Desde el oficialismo sostienen que la desaceleración de los precios constituye uno de los principales logros de la gestión. Sin embargo, admiten que la recuperación de la actividad económica y del consumo todavía avanza con lentitud, por lo que el segundo semestre será determinante para consolidar esa tendencia y mejorar la percepción social sobre la situación económica.
En paralelo, el Gobierno sigue con atención los estudios de opinión pública que muestran una reducción de la ventaja que mantenía frente a la oposición.
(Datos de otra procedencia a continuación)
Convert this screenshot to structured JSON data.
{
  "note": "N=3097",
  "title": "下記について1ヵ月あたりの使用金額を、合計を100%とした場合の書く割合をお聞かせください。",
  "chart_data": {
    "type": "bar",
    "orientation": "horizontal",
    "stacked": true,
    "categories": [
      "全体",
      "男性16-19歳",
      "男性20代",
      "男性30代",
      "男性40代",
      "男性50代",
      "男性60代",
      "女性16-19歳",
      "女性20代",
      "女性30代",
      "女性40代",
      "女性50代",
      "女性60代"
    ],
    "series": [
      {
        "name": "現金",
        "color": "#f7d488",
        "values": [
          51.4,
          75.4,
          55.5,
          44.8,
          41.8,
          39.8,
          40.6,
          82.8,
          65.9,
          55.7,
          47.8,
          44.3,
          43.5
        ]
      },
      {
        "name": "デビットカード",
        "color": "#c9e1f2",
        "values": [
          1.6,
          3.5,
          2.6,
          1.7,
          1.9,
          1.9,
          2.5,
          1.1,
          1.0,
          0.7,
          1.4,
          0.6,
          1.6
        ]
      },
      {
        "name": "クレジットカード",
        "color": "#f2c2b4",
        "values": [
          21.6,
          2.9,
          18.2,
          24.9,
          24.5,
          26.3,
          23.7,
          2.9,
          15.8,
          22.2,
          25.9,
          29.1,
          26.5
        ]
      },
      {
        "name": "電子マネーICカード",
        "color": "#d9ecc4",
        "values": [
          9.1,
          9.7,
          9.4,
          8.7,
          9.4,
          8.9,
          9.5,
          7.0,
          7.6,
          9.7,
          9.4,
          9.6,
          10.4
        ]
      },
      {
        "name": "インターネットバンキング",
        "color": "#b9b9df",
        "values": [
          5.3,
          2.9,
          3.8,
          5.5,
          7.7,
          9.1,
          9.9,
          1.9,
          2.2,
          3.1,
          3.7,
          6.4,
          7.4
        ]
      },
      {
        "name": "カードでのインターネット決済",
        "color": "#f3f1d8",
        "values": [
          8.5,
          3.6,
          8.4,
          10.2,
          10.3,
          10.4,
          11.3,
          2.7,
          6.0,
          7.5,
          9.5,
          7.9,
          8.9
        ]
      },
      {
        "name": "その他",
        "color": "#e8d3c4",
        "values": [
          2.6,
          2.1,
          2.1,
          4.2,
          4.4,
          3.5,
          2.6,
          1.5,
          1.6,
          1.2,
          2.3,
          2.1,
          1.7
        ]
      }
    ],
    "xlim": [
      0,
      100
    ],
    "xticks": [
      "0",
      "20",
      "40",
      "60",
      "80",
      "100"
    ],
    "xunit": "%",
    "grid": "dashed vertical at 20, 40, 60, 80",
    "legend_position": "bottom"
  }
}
Si bien los sondeos reflejan una valoración positiva de la estabilidad macroeconómica, también evidencian que una parte importante de la sociedad aún espera mejoras concretas en el poder adquisitivo y el empleo.
En ese contexto, el oficialismo buscará avanzar durante los próximos meses con su agenda legislativa y fortalecer acuerdos políticos que le permitan llegar con mayor respaldo al calendario electoral. Para la administración nacional, la consolidación de la baja de la inflación y una recuperación de la economía real serán factores clave para sostener el apoyo ciudadano.